Beam’s Monetary Policy
Beam’s monetary policy uses a deflationary model that comes with a timely halving of the mining reward and maximum supply of Beam of 210 million. The first year has a block reward of 80 Beam coins for every block for each year. Consequently, the reward is set to halve after four years until the 133rd year. Notably, Beam has not issued a specific mining reward structure. Beam also puts an emphasis on the private store of value, unlike other cryptocurrencies that focus on peer to peer digital cash. Beam rewards are on a monthly basis to investors, advisors, and developers.
Proof of Work
The BEAM project uses the Equihash Proof of Work as its mining algorithm. Initially, Equihash was a memory-hard PoW algorithm. It depended on memory-usage to achieve Application Specific Integrated Circuit (ASIC) resistance. The goal was to have an efficient algorithm to operate GPUs in place of ASIC miners. Beam’s development team will hard fork the protocol several times to adjust the mining algorithm to allow for ASIC mining. On the other hand, the Beam team believes ASIC technology will be more affordable within two years, allowing miners to enjoy the same benefits of large-scale mining firms.
Beam alongside Grin are the first two full Mimblewimble implementations with a unique focus on privacy and efficiency.

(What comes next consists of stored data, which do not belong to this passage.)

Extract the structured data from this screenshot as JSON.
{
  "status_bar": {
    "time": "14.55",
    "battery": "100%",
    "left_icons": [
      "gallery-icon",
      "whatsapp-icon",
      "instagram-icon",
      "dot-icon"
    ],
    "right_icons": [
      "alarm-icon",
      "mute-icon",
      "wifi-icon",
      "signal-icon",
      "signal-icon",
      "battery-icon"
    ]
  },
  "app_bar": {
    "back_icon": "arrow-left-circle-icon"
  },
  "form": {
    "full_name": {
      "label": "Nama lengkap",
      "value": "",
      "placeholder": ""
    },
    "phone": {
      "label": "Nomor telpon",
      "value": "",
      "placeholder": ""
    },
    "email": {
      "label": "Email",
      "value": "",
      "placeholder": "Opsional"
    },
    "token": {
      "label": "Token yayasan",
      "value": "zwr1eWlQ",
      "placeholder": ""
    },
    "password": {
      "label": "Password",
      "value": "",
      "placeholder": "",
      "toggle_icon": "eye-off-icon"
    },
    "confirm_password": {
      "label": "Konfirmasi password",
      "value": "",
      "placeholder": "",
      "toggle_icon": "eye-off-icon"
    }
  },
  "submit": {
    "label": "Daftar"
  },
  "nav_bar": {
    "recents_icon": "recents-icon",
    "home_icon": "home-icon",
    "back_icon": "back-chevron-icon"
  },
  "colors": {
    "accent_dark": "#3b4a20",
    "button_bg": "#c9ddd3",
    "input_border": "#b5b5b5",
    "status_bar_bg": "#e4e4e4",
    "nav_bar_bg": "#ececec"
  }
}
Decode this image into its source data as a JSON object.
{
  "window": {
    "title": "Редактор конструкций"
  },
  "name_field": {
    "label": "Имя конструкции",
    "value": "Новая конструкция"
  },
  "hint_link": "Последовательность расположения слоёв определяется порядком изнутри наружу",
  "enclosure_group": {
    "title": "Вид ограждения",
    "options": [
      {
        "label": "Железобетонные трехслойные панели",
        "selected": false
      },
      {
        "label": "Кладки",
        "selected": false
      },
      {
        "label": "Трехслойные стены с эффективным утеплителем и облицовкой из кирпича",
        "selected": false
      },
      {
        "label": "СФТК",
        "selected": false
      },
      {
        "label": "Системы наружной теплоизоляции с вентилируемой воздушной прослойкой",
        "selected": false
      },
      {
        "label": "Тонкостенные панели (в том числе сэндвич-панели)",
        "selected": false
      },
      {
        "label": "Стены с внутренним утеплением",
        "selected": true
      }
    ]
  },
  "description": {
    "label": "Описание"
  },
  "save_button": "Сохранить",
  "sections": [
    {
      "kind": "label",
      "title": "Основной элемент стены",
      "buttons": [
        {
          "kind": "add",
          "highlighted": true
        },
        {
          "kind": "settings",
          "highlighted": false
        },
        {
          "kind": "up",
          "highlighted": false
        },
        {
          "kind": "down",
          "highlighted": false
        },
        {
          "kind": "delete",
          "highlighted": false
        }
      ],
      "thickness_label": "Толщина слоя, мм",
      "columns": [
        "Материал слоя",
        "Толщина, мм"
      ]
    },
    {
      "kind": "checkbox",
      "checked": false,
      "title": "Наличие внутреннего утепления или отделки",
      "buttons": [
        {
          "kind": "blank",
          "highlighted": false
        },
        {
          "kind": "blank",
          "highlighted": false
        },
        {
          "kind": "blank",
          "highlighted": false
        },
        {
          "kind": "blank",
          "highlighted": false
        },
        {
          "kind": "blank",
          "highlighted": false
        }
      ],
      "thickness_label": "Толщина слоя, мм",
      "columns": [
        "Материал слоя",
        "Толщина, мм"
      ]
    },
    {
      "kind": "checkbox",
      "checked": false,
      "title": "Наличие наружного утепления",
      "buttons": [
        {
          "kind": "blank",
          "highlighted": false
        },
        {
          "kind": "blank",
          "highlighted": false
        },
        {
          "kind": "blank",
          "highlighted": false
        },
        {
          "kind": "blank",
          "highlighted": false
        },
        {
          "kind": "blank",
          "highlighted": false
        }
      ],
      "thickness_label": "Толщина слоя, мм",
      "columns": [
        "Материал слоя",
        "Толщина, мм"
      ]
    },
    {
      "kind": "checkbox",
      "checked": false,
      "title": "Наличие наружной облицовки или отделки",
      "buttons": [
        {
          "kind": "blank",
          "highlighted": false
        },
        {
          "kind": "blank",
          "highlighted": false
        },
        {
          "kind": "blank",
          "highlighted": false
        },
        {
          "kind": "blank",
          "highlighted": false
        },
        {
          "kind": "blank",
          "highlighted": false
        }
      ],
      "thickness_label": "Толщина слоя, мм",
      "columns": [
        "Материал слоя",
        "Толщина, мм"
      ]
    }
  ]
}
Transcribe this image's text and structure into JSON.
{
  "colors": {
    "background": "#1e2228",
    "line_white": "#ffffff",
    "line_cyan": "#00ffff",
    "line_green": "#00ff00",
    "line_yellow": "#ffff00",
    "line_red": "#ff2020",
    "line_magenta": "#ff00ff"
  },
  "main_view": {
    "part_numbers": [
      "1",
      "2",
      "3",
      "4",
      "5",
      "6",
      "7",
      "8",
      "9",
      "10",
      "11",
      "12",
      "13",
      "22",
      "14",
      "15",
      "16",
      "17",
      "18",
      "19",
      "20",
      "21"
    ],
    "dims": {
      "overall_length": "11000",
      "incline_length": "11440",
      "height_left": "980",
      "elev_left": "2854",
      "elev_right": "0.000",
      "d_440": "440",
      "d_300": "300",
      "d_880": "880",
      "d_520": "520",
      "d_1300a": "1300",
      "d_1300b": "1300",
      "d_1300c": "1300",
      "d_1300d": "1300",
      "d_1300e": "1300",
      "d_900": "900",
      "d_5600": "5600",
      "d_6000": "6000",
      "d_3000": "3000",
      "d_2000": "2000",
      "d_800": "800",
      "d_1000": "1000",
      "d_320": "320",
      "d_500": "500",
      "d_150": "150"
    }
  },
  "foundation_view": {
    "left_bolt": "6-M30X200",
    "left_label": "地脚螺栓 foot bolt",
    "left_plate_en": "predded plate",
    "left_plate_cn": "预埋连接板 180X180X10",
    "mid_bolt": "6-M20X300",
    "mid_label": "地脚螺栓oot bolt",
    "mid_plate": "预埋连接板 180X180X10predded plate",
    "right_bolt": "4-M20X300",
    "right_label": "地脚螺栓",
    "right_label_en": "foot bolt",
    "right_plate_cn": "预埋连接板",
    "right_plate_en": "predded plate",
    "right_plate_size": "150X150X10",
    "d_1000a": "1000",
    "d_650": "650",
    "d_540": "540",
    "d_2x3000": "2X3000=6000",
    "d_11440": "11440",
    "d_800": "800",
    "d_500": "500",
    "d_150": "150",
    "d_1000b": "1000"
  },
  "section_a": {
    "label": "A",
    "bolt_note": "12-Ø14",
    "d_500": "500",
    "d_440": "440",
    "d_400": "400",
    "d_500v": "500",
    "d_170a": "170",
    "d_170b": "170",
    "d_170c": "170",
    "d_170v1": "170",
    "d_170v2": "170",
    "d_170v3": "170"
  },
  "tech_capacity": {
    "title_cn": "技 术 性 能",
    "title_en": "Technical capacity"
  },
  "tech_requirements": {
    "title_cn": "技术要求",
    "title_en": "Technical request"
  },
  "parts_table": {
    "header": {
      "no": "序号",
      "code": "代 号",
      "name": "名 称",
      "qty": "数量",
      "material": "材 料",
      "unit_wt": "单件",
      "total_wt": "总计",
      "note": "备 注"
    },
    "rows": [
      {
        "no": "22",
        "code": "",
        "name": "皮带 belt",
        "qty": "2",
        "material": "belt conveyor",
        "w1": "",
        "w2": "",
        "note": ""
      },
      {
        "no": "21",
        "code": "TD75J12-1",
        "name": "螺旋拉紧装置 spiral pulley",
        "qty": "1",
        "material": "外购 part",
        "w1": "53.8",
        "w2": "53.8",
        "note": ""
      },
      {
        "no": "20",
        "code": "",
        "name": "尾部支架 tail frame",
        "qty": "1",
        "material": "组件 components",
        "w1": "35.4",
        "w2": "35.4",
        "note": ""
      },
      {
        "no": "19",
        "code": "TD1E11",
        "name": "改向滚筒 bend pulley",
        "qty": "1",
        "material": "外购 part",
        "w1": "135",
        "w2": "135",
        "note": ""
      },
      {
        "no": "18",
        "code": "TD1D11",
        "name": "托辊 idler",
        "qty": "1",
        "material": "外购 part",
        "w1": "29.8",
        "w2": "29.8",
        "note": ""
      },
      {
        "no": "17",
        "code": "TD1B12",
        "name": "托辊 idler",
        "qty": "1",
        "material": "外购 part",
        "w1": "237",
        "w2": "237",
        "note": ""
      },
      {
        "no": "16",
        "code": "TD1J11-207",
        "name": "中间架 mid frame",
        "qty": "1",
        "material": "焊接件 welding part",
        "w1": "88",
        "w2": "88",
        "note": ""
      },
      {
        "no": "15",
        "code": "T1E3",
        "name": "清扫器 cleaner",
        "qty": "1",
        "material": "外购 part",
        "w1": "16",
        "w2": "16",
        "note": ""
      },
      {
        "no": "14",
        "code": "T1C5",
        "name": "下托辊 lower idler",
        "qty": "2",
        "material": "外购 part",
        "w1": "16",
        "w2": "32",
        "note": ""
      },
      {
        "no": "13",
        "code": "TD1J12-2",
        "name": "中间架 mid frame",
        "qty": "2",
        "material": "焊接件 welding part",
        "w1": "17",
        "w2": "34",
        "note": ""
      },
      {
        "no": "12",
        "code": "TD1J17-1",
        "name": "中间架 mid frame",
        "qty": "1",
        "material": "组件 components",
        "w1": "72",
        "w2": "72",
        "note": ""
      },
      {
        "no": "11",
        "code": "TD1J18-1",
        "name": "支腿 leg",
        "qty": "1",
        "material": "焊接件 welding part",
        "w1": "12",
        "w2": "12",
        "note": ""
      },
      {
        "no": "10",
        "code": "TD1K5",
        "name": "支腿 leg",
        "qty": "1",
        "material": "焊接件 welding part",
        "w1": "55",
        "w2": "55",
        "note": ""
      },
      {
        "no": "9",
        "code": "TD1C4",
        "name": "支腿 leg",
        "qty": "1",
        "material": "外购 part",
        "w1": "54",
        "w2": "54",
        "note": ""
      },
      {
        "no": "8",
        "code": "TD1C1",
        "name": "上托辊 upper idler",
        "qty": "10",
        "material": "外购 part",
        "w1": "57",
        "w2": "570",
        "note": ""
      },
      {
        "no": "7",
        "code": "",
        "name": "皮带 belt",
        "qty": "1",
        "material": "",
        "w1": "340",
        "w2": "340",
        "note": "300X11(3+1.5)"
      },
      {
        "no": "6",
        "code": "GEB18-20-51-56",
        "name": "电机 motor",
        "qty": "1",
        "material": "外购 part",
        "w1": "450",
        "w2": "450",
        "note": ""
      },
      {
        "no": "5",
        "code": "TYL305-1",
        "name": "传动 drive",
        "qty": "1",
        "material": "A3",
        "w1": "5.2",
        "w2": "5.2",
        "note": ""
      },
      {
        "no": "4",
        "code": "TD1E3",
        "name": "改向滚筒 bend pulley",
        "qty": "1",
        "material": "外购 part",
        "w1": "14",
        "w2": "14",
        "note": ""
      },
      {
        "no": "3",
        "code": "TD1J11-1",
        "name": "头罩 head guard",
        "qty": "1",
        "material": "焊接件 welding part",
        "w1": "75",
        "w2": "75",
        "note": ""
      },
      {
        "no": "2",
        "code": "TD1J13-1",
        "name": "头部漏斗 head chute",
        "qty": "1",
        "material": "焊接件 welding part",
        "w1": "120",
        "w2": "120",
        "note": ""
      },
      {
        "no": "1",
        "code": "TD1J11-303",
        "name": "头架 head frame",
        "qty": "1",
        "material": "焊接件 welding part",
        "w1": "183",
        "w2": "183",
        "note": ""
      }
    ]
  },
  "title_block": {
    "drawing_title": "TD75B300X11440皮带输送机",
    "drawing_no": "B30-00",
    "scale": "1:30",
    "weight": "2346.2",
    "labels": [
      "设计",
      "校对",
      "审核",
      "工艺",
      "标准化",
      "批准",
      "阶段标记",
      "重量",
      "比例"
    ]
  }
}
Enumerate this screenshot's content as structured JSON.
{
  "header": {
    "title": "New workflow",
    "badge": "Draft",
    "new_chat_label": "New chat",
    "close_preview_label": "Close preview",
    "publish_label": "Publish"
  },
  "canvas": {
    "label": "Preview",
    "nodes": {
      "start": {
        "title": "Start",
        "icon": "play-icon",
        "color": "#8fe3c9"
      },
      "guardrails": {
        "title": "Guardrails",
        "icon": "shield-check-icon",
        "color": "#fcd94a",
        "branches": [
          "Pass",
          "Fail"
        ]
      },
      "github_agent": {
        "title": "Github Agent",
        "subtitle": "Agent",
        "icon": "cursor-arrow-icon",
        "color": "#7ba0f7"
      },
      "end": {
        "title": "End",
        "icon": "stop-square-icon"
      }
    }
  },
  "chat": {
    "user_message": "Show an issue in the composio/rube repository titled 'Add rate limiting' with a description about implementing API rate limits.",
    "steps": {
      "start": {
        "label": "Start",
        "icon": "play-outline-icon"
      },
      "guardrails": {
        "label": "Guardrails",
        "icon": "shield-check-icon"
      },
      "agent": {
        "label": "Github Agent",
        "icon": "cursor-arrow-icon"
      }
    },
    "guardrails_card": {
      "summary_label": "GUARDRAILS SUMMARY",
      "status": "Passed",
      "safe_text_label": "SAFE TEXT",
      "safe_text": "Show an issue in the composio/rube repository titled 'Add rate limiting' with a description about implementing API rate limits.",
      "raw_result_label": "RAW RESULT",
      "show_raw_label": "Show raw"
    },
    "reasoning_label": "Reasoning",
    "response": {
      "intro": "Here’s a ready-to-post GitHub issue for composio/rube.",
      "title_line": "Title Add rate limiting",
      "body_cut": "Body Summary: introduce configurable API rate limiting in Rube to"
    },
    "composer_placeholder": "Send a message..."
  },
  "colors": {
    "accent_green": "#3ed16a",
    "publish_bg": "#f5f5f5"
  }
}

Going into the future, Beam will roll out revolutionary upgrades that will enhance privacy, usability, and scalability. Above all, Beam is still a young project but it will be interesting to keep an eye on this protocol to see how its various decisions play out both technically and governance model.
For the project to achieve mass adoption, developers must also address some of the underlying concerns from crypto lovers. We have concerns alluding that the Beam project may potentially be vulnerable to machine-learning analysis. This concern arises from the project’s design that failed to conceal inputs and outputs. At the moment, the Dandelion feature attempts to hide some of the leaks but the development team needs to conduct experiments to come up with a solid way forward.